Hari ini saya akan melakukan perjalanan panjang menuju kampung halaman. Dan ketika anda sedang membaca ini, barangkali saya sudah di atas kendaraan yang menghantarkan saya dan keluarga. Atau saya malah sudah berada di rumah.
Layaknya seperti keluarga Indonesia lainnya, menjelang lebaran kali ini saya juga pulang kampung atau lebih populer disebut mudik. Hal ini juga dikarenakan ada rejeki baik berupa dana, waktu, dan kesehatan. Dengan niat bismillah, saya ayunkan langkah menuju kampung halaman. Semoga selamat sampai tujuan. Bisa bertemu dan berkumpul bersama keluarga, kerabat, dan sahabat.
Meski sebagian berpendapat bahwa yang namanya mudik tidak harus dilakukan menjelang Idul Fitri, untuk kali ini, saya memilih untuk tidak mengikuti pendapat itu. Pada umumnya pula, mayoritas saudara-saudara kita memilih untuk pulang kampung di bulan Ramadhan. Mereka memiliki banyak alasan melakukan hal itu, salah satunya adalah agar bisa sholat Idul Fitri bersama keluarga besar di kampung asal. Saya juga sama, ingin sholat Id dengan mereka yang saya sayangi di kampung halaman.

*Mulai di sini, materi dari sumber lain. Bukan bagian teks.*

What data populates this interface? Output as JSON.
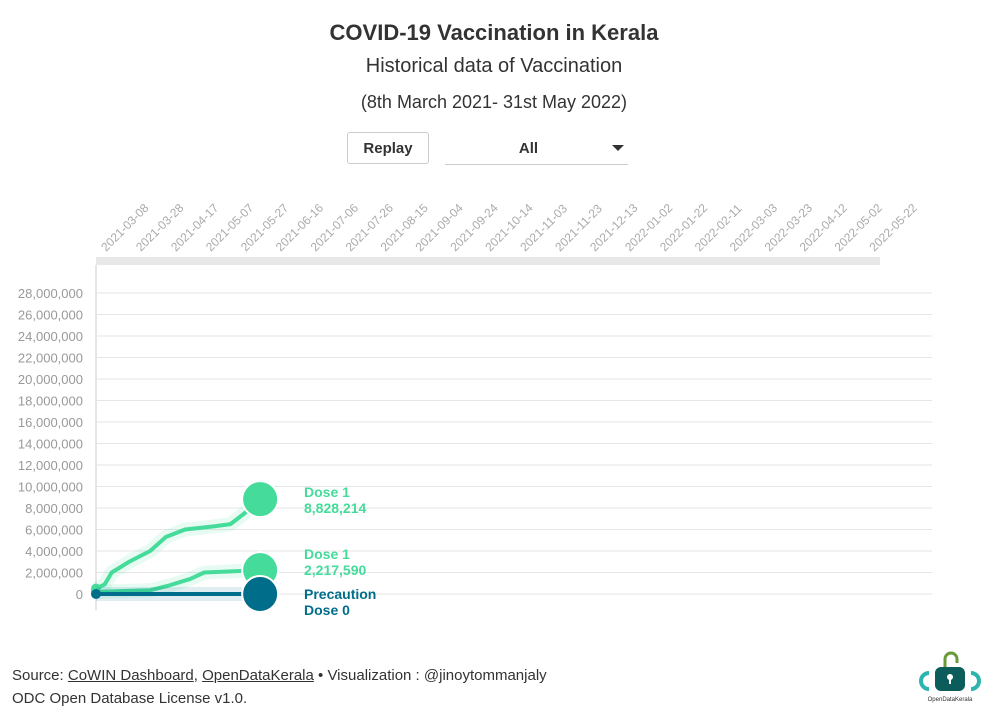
{
  "header": {
    "title": "COVID-19 Vaccination in Kerala",
    "subtitle": "Historical data of Vaccination",
    "range": "(8th March 2021- 31st May 2022)"
  },
  "controls": {
    "replay_label": "Replay",
    "select_value": "All"
  },
  "chart_data": {
    "type": "line",
    "xlim": [
      "2021-03-08",
      "2022-05-31"
    ],
    "x_ticks": [
      "2021-03-08",
      "2021-03-28",
      "2021-04-17",
      "2021-05-07",
      "2021-05-27",
      "2021-06-16",
      "2021-07-06",
      "2021-07-26",
      "2021-08-15",
      "2021-09-04",
      "2021-09-24",
      "2021-10-14",
      "2021-11-03",
      "2021-11-23",
      "2021-12-13",
      "2022-01-02",
      "2022-01-22",
      "2022-02-11",
      "2022-03-03",
      "2022-03-23",
      "2022-04-12",
      "2022-05-02",
      "2022-05-22"
    ],
    "ylim": [
      0,
      28000000
    ],
    "y_ticks": [
      "0",
      "2,000,000",
      "4,000,000",
      "6,000,000",
      "8,000,000",
      "10,000,000",
      "12,000,000",
      "14,000,000",
      "16,000,000",
      "18,000,000",
      "20,000,000",
      "22,000,000",
      "24,000,000",
      "26,000,000",
      "28,000,000"
    ],
    "grid": true,
    "series": [
      {
        "name": "Dose 1",
        "value_label": "8,828,214",
        "color": "#45db9a",
        "points": [
          [
            "2021-03-08",
            500000
          ],
          [
            "2021-03-13",
            900000
          ],
          [
            "2021-03-17",
            2000000
          ],
          [
            "2021-03-27",
            3000000
          ],
          [
            "2021-04-08",
            4000000
          ],
          [
            "2021-04-17",
            5300000
          ],
          [
            "2021-04-28",
            6000000
          ],
          [
            "2021-05-15",
            6300000
          ],
          [
            "2021-05-24",
            6500000
          ],
          [
            "2021-06-01",
            7500000
          ],
          [
            "2021-06-10",
            8828214
          ]
        ]
      },
      {
        "name": "Dose 1",
        "value_label": "2,217,590",
        "color": "#45db9a",
        "points": [
          [
            "2021-03-08",
            200000
          ],
          [
            "2021-04-08",
            350000
          ],
          [
            "2021-04-19",
            800000
          ],
          [
            "2021-05-01",
            1400000
          ],
          [
            "2021-05-09",
            2000000
          ],
          [
            "2021-06-10",
            2217590
          ]
        ]
      },
      {
        "name": "Precaution",
        "value_label": "Dose 0",
        "color": "#006d8a",
        "points": [
          [
            "2021-03-08",
            0
          ],
          [
            "2021-06-10",
            0
          ]
        ]
      }
    ]
  },
  "footer": {
    "source_prefix": "Source: ",
    "link1": "CoWIN Dashboard",
    "sep": ", ",
    "link2": "OpenDataKerala",
    "viz": " • Visualization : @jinoytommanjaly",
    "license": "ODC Open Database License v1.0."
  },
  "logo": {
    "text": "OpenDataKerala"
  }
}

Mudik tidak salah bila dikatakan sebagai tradisi. Sebenarnya makna dari mudik sendiri tidak selalu terkait dengan lebaran atau Idul Fitri. Bila kita mengacu ke KBBI, mudik memiliki arti pulang ke kampung halaman. Namun demikian, istilah ini sering diucapkan apabila kepulangan ke kampung halaman itu dilakukan menjelang lebaran. Kita tidak menyebut mudik bila pulang kampung dilakukan di luar Ramadhan. Pergeseran maknakah? Bukan ini yang ingin saya bahas. Silakan anda telaah sendiri apakah penggunaan istilah mudik ini mengalami pergeseran makna atau tidak.
Bila mudik dianggap sebagai tradisi, dalam prakteknya memang tidak salah khususnya menjelang lebaran. Kegiatan pulang kampung selalu dilakukan dan direncanakan oleh sebagian dari kita. Bukan hanya yang tinggal di Indonesia, bahkan mereka yang berada di luar negeri juga akan melakukan hal ini bila memiliki kesempatan. Anjuran sebagian orang untuk menunda atau memindahkan acara mudik ke waktu yang lain tidak akan gampang diikuti. Hal ini disebabkan mudik bukan hanya sekedar pulang ke kampung halaman tetapi tradisi ini melibatkan emosi yang terkait dengan momen lebaran yang tidak mungkin digantikan dengan waktu lain di luar lebaran. Itulah sebabnya dalam kondisi apapun, orang akan berupaya untuk bisa mudik. Ibarat seekor unggas, sebutannya boleh sama yaitu ayam tetapi daging ayam kampung dengan daging ayam negeri jelas beraroma dan bercita rasa beda. Sama-sama pulang kampung, mudik menjelang lebaran tentu saja tidak akan sama dengan mudik di luar lebaran.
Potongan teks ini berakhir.